In December, the Fed ended conjecture by putting forth a plan for "measured" tapering. Reiterating that he believed the economy was in a moderate recovery phase, Chairman Bernanke announced that, beginning in January, the Fed will reduce monthly purchases of Treasuries and mortgage-backed securities by $10 billion, to $75 billion, and will continue to dial back the program steadily throughout the year as long as the economy continues to advance without such support. During the process, the Fed Funds Rate will remain unchanged until 2015.
Thanks in part to the Chairman’s reassuring tactics which left all options open should the economy once again falter, and perhaps partially due to lessons learned during the Fed’s dress rehearsal announcement earlier in the summer, financial markets responded favorably. Rather than the massive sell off predicted earlier, the Dow responded by posting one of the best days of the year. Interest rates rose slightly but did not spike as they did with the Fed’s original announcement.
Figure 1. Monthly job gains averaged 182,000 in 2013.
Job Gains Continue to Hold Key to Economic Expansion
Monthly job gains averaged 182,000 for the year, largely unchanged from 2012. However, job gains picked up steam as the year advanced, and employers added an average of 200,000 jobs a month from August through November. This helped to lower the unemployment rate to 6.7%, a five-year low.
Other economic indicators including expansion in manufacturing, stronger exports and better than anticipated GDP growth also seemed to indicate that the expansion was strengthening after two tepid years. GDP growth was revised up to 4.1% for third quarter, the most recent available, the fastest pace since 2011. Consumer confidence and spending picked up which is critical to economic expansion as approximately 70% of GDP is driven by consumer consumption. The housing market had one of its best years and housing starts, new home prices and building permits posted double-digit growth despite a mid-summer 50 basis points uptick in traditional mortgage rates.
Not all indicators were positive. The labor participation rate declined to 62.8%, a 35-year low.

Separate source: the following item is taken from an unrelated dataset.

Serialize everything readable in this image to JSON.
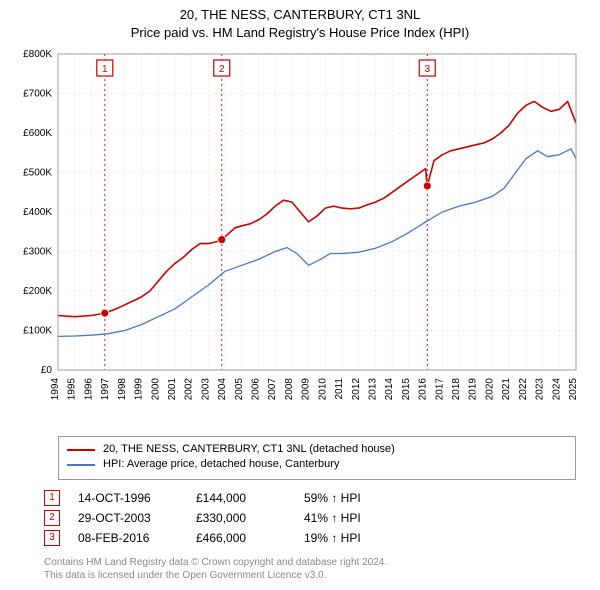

There has been little wage growth in the last few years as employers have tightened costs and tried to get as much from existing employees as possible without adding to their payrolls. Some increased consumer spending was attributable to the wealth effect. Despite the tepid economic expansion, 2013 was a great year for the equity markets and the S&P 500 return of over 32% was a top-ten year for the modern era of markets.
Outlook – Steady Economic Improvement Ahead
2014 should be brighter and reflect a more organic and self-sustaining growth that originates from consumer demand because wages and income growth are improving. While work hours and productivity levels have increased during the expansion, we do not believe the current pace is sustainable. Employers have been reluctant to hire throughout the recession and into the expansion, but eventually firms will have to increase hiring to keep up with output and unemployment will subsequently fall. For the last few years we have seen strong seasonal jobs growth at the beginning of the year, but going forward we anticipate a more continued job expansion, particularly in the first six months.
Downside risks have been moderated at home with the recent two-year budget agreement reached by Congress which will prevent some of the automatic spending cuts planned in the 2013 sequester, and therefore will create less of a drag on the economy. The housing market is still affordable and while the market had huge gains this year it was off a very low bar. The U.S. economy is still the most attractive place in terms of the global landscape although Europe’s sovereign debt crises of the past few years appear to be on the decline.
The largest challenge will be the Fed’s ability to implement a smooth exit from QE3. The new chairwoman, Janet Yellen, who will replace Chairman Bernanke in February is generally viewed as someone who is going to remain on-point as it relates to monetary policy and who will steer the economy, and subsequently the markets, in a very careful direction.
While we are not forecasting strong growth, we do anticipate steady improvement in the first six months of the year. The latter half could be interesting with risk more likely to the upside. We anticipate that in the U.S. annual growth will be 1.8% for 2013 and forecast 2.5% for 2014.